Is it possible to evaluate in closed form the integral

$$\int_{-\sqrt{x}}^{\sqrt{x}}\frac{r\tanh(ar)}{\sqrt{x-r^{2}}}dr=2\int_{0}^{\sqrt{x}}\frac{r\tanh(ar)}{\sqrt{x-r^{2}}}dr$$

here $a$ is a positive constant, $\tanh(x)$ means the Hyperbolic tangent and $x$ is also positive.

If I apprximate $\tanh(x) \sim 1+ \frac{1}{x}$ I know how to compute the integral of course :)
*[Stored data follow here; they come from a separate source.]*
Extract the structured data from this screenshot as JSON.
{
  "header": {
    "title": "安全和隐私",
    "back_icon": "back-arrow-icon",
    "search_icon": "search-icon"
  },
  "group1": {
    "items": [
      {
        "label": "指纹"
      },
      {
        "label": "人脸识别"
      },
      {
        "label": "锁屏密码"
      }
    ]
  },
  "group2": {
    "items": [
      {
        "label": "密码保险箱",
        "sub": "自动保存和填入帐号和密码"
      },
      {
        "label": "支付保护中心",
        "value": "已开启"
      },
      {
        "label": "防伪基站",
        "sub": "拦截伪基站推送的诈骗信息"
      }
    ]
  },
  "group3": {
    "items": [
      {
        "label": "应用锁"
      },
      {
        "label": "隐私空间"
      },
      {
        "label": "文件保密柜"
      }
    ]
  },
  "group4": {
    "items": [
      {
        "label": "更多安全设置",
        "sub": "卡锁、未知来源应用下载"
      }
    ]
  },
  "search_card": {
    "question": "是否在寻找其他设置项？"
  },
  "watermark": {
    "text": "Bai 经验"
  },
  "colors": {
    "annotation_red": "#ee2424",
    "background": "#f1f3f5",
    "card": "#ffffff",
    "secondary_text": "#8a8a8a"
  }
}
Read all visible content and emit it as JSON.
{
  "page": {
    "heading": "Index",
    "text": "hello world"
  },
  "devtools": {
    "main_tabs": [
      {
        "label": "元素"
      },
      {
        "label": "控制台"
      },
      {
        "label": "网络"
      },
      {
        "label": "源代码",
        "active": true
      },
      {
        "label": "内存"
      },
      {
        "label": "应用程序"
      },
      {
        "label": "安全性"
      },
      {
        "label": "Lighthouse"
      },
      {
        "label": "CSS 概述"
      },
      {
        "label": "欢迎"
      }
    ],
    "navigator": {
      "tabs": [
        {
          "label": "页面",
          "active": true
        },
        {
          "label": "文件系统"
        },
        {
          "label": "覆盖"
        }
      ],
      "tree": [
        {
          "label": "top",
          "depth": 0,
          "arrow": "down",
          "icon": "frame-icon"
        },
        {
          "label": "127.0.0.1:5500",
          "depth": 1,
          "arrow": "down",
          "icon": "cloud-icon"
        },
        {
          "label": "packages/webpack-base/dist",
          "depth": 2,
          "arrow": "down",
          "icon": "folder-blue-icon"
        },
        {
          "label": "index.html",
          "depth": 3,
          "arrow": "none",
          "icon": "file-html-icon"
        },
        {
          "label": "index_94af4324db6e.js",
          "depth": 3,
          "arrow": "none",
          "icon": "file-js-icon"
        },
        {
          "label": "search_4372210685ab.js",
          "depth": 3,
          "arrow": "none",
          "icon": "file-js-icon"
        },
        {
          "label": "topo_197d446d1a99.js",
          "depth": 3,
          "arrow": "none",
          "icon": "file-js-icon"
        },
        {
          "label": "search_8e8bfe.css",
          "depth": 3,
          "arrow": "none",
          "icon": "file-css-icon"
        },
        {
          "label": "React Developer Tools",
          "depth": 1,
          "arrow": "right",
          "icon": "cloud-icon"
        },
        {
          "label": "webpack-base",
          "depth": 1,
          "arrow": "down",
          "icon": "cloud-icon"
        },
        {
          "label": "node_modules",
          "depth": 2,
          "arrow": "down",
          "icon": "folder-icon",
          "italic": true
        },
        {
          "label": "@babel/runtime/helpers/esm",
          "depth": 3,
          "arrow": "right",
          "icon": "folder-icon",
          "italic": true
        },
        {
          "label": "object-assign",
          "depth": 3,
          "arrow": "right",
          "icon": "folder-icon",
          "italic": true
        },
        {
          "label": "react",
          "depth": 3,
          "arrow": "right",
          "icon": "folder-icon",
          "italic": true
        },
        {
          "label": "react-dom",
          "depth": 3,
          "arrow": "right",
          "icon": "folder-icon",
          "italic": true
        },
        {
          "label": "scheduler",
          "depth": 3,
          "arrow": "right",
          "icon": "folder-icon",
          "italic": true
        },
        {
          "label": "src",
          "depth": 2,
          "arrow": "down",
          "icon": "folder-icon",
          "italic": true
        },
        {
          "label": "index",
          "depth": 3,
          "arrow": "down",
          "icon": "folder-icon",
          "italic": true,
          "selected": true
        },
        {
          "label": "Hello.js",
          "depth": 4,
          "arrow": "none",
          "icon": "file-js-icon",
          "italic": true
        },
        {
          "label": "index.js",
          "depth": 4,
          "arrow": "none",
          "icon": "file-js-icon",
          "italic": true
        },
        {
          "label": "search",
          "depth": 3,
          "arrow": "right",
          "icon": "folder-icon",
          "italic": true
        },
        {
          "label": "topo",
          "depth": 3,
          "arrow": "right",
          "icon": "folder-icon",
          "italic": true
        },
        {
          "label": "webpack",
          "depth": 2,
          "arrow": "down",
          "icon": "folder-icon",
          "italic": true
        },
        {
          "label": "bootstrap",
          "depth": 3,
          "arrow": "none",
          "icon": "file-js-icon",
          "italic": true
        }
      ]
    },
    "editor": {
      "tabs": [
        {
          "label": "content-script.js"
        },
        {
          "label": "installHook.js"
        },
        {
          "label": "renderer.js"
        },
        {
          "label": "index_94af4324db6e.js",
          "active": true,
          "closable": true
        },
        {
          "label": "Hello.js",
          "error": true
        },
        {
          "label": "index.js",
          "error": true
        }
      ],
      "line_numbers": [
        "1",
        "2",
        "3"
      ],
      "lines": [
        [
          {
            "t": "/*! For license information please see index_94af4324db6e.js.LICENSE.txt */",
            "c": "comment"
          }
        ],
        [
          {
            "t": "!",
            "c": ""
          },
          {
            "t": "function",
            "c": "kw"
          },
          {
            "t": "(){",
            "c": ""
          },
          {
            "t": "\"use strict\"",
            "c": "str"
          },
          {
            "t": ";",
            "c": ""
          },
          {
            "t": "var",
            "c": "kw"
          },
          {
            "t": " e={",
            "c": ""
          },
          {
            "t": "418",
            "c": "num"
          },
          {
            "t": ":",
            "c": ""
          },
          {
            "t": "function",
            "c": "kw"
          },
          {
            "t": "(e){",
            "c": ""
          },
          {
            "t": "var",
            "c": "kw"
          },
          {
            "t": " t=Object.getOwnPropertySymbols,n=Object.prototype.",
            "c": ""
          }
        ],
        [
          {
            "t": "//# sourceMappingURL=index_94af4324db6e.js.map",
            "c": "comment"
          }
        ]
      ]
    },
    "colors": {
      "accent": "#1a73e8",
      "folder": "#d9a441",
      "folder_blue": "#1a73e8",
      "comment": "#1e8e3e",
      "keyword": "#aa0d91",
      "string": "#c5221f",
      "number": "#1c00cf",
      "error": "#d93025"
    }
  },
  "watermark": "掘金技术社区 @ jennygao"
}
• That's not an approximtion for $\tanh$, neither at $0$ nor at infinity. At $0$ it diverges whereas $\tanh$ vanishes. – joriki Jan 28 '13 at 10:21

A way forward, albeit not very pretty, is to express the $\tanh$ term as exponentials:

\begin{align} \tanh{a r} &= \frac{1-e^{-2 a r}}{1+e^{-2 a r}}\\ &= (1-e^{-2 a r}) \sum_{k=0}^{\infty} (-1)^k e^{-2 k a r} \\ &= \sum_{k=0}^{\infty} (-1)^k (e^{-2 k a r}-e^{-2 (k+1)a r}) \end{align}

so that the integral becomes

\begin{align}\int_{0}^{\sqrt{x}}dr \:\frac{r}{\sqrt{x-r^{2}}} \sum_{k=0}^{\infty} (-1)^k (e^{-2 k a r}-e^{-2 (k+1)a r}) &= \sum_{k=0}^{\infty} (-1)^k \int_{0}^{\sqrt{x}}dr \:\frac{r}{\sqrt{x-r^{2}}} (e^{-2 k a r}-e^{-2 (k+1)a r}) \\ \end{align}

It turns out that the integrals may be evaluated in terms of Bessel and Struve functions:

$$\int_{0}^{\sqrt{x}}dr \:\frac{r}{\sqrt{x-r^{2}}} (e^{-2 k a r}-e^{-2 (k+1)a r}) = \frac{1}{2} \pi \sqrt{x} (\pmb{L}_{-1}(2 a \sqrt{x} k)-\pmb{L}_{-1}(2 a \sqrt{x} (k+1))-I_1(2 a \sqrt{x} k)+I_1(2 a \sqrt{x} (k+1)))$$

This is about as far as I am able to go for now. I cannot determine if the series is summable in closed form; Mathematica is not able to do it, but that does not mean it is so. Also I do not have a feel for the rate of convergence of the series, so I am not sure how useful it is compared to a simple numerical evaluation or, as you imply, a power series approximation for small $r$.